New Pictures of Neptune's Moon Triton




NASA released new pictures of Neptune's freezing moon Triton, made from data taken by the Voyager 2 spacecraft on its way out of the solar system in 1989.
The close-up shots reveal Triton's pockmarked surface, covered with crater scars from years of space rock impacts, as well as smooth volcanic plains, mounds and round pits formed by icy lava flows.
The photographs were released to commemorate the 20-year anniversary of the Voyager flyby of the moon, the last solid object visited by the spacecraft. The images were made using topographic maps derived from Voyager 2 photographs.
Among its discoveries at the moon, Voyager 2 revealed that Triton has active geysers. And with surface temperatures at minus 391 degrees Fahrenheit (minus 235 degrees Celsius), Neptune's largest moon is one of the coolest objects in the solar system.

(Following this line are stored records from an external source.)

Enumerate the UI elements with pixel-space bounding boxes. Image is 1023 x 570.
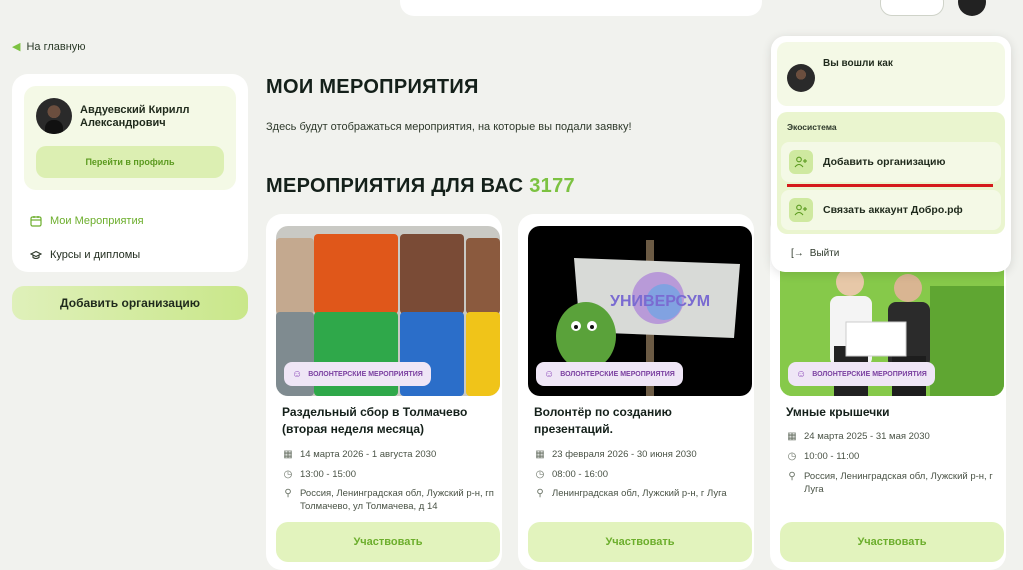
ecosystem-section: Экосистема Добавить организацию Связать … <box>777 112 1005 234</box>
event-location: ⚲ Россия, Ленинградская обл, Лужский р-н… <box>282 487 496 513</box>
people-icon: ☺ <box>796 368 807 380</box>
event-time-text: 10:00 - 11:00 <box>804 451 860 462</box>
event-location: ⚲ Россия, Ленинградская обл, Лужский р-н… <box>786 470 1000 496</box>
menu-item-add-organization[interactable]: Добавить организацию <box>781 142 1001 182</box>
calendar-icon <box>30 215 42 227</box>
event-title[interactable]: Умные крышечки <box>786 404 996 421</box>
menu-item-label: Добавить организацию <box>823 156 946 168</box>
participate-button[interactable]: Участвовать <box>528 522 752 562</box>
badge-label: ВОЛОНТЕРСКИЕ МЕРОПРИЯТИЯ <box>308 370 423 378</box>
back-to-home-link[interactable]: ◀ На главную <box>12 40 86 54</box>
event-image: УНИВЕРСУМ ☺ ВОЛОНТЕРСКИЕ МЕРОПРИЯТИЯ <box>528 226 752 396</box>
participate-button[interactable]: Участвовать <box>276 522 500 562</box>
add-user-icon <box>789 150 813 174</box>
menu-item-label: Связать аккаунт Добро.рф <box>823 204 963 216</box>
event-time: ◷ 10:00 - 11:00 <box>786 450 1000 463</box>
event-time: ◷ 13:00 - 15:00 <box>282 468 496 481</box>
header-avatar[interactable] <box>958 0 986 16</box>
event-time-text: 13:00 - 15:00 <box>300 469 356 480</box>
event-time-text: 08:00 - 16:00 <box>552 469 608 480</box>
location-pin-icon: ⚲ <box>788 471 796 482</box>
section-title: МЕРОПРИЯТИЯ ДЛЯ ВАС 3177 <box>266 175 575 198</box>
sidebar-item-my-events[interactable]: Мои Мероприятия <box>30 204 240 238</box>
avatar <box>36 98 72 134</box>
event-dates: ▦ 24 марта 2025 - 31 мая 2030 <box>786 430 1000 443</box>
event-title[interactable]: Раздельный сбор в Толмачево (вторая неде… <box>282 404 492 438</box>
add-organization-button[interactable]: Добавить организацию <box>12 286 248 320</box>
logout-button[interactable]: [→ Выйти <box>791 248 839 259</box>
participate-button[interactable]: Участвовать <box>780 522 1004 562</box>
section-title-text: МЕРОПРИЯТИЯ ДЛЯ ВАС <box>266 175 524 197</box>
clock-icon: ◷ <box>283 469 293 480</box>
event-dates: ▦ 23 февраля 2026 - 30 июня 2030 <box>534 448 748 461</box>
go-to-profile-button[interactable]: Перейти в профиль <box>36 146 224 178</box>
event-location-text: Россия, Ленинградская обл, Лужский р-н, … <box>300 488 494 512</box>
search-input[interactable] <box>400 0 762 16</box>
logged-in-user: Вы вошли как <box>777 42 1005 106</box>
graduation-cap-icon <box>30 249 42 261</box>
link-user-icon <box>789 198 813 222</box>
sign-text: УНИВЕРСУМ <box>610 293 710 310</box>
calendar-icon: ▦ <box>283 449 293 460</box>
chevron-left-icon: ◀ <box>12 41 21 53</box>
menu-item-link-dobro[interactable]: Связать аккаунт Добро.рф <box>781 190 1001 230</box>
event-dates-text: 14 марта 2026 - 1 августа 2030 <box>300 449 437 460</box>
sidebar-item-label: Мои Мероприятия <box>50 215 144 227</box>
top-header <box>0 0 1023 16</box>
event-title[interactable]: Волонтёр по созданию презентаций. <box>534 404 744 438</box>
avatar <box>787 64 815 92</box>
event-dates: ▦ 14 марта 2026 - 1 августа 2030 <box>282 448 496 461</box>
back-link-label: На главную <box>26 40 86 53</box>
category-badge: ☺ ВОЛОНТЕРСКИЕ МЕРОПРИЯТИЯ <box>284 362 431 386</box>
logged-in-label: Вы вошли как <box>823 58 893 69</box>
event-dates-text: 23 февраля 2026 - 30 июня 2030 <box>552 449 697 460</box>
profile-name: Авдуевский Кирилл Александрович <box>80 104 190 129</box>
event-card[interactable]: УНИВЕРСУМ ☺ ВОЛОНТЕРСКИЕ МЕРОПРИЯТИЯ Вол… <box>518 214 754 570</box>
location-pin-icon: ⚲ <box>284 488 292 499</box>
logout-label: Выйти <box>809 248 840 259</box>
header-button[interactable] <box>880 0 944 16</box>
events-count: 3177 <box>529 175 575 197</box>
event-location-text: Россия, Ленинградская обл, Лужский р-н, … <box>804 471 993 495</box>
user-dropdown-menu: Вы вошли как Экосистема Добавить организ… <box>771 36 1011 272</box>
people-icon: ☺ <box>544 368 555 380</box>
event-location: ⚲ Ленинградская обл, Лужский р-н, г Луга <box>534 487 748 500</box>
event-dates-text: 24 марта 2025 - 31 мая 2030 <box>804 431 930 442</box>
category-badge: ☺ ВОЛОНТЕРСКИЕ МЕРОПРИЯТИЯ <box>788 362 935 386</box>
category-badge: ☺ ВОЛОНТЕРСКИЕ МЕРОПРИЯТИЯ <box>536 362 683 386</box>
event-card[interactable]: ☺ ВОЛОНТЕРСКИЕ МЕРОПРИЯТИЯ Раздельный сб… <box>266 214 502 570</box>
page-title: МОИ МЕРОПРИЯТИЯ <box>266 76 479 98</box>
location-pin-icon: ⚲ <box>536 488 544 499</box>
event-location-text: Ленинградская обл, Лужский р-н, г Луга <box>552 488 727 499</box>
page-subtitle: Здесь будут отображаться мероприятия, на… <box>266 121 632 133</box>
event-image: ☺ ВОЛОНТЕРСКИЕ МЕРОПРИЯТИЯ <box>276 226 500 396</box>
people-icon: ☺ <box>292 368 303 380</box>
ecosystem-label: Экосистема <box>787 122 837 132</box>
profile-summary: Авдуевский Кирилл Александрович Перейти … <box>24 86 236 190</box>
clock-icon: ◷ <box>535 469 545 480</box>
sidebar-item-courses[interactable]: Курсы и дипломы <box>30 238 240 272</box>
sidebar-menu: Мои Мероприятия Курсы и дипломы <box>30 204 240 272</box>
logout-icon: [→ <box>791 248 804 259</box>
badge-label: ВОЛОНТЕРСКИЕ МЕРОПРИЯТИЯ <box>812 370 927 378</box>
highlight-underline <box>787 184 993 187</box>
clock-icon: ◷ <box>787 451 797 462</box>
event-time: ◷ 08:00 - 16:00 <box>534 468 748 481</box>
calendar-icon: ▦ <box>787 431 797 442</box>
sidebar-item-label: Курсы и дипломы <box>50 249 141 261</box>
calendar-icon: ▦ <box>535 449 545 460</box>
badge-label: ВОЛОНТЕРСКИЕ МЕРОПРИЯТИЯ <box>560 370 675 378</box>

The unmanned Voyager 2 probe launched in 1977 on a grand tour of the solar system, visiting Jupiter, Saturn, Uranus, and Neptune, as well as many of their moons, before moving on to interstellar space.
The probe is currently about 8.4 billion miles (13.5 billion km) from the sun, or almost 90 times the distance between the sun and Earth.
Voyager 2 and its sister, Voyager 1 (also launched in 1977, and currently the farthest away man-made object, at about 10 billion miles, or 16 billion km from the sun) are still operational and still transmitting data.
Both probes carry with them golden phonograph records with sounds chosen to communicate a sampling of humanity to any extraterrestrial life they may encounter. The contents, which include greetings in 55 languages, as well as music such as Bach's Brandenburg Concerto, gamelan music from Indonesia, Louis Armstrong's "Melancholy Blues," and many others, were chosen by a NASA committee headed by Carl Sagan.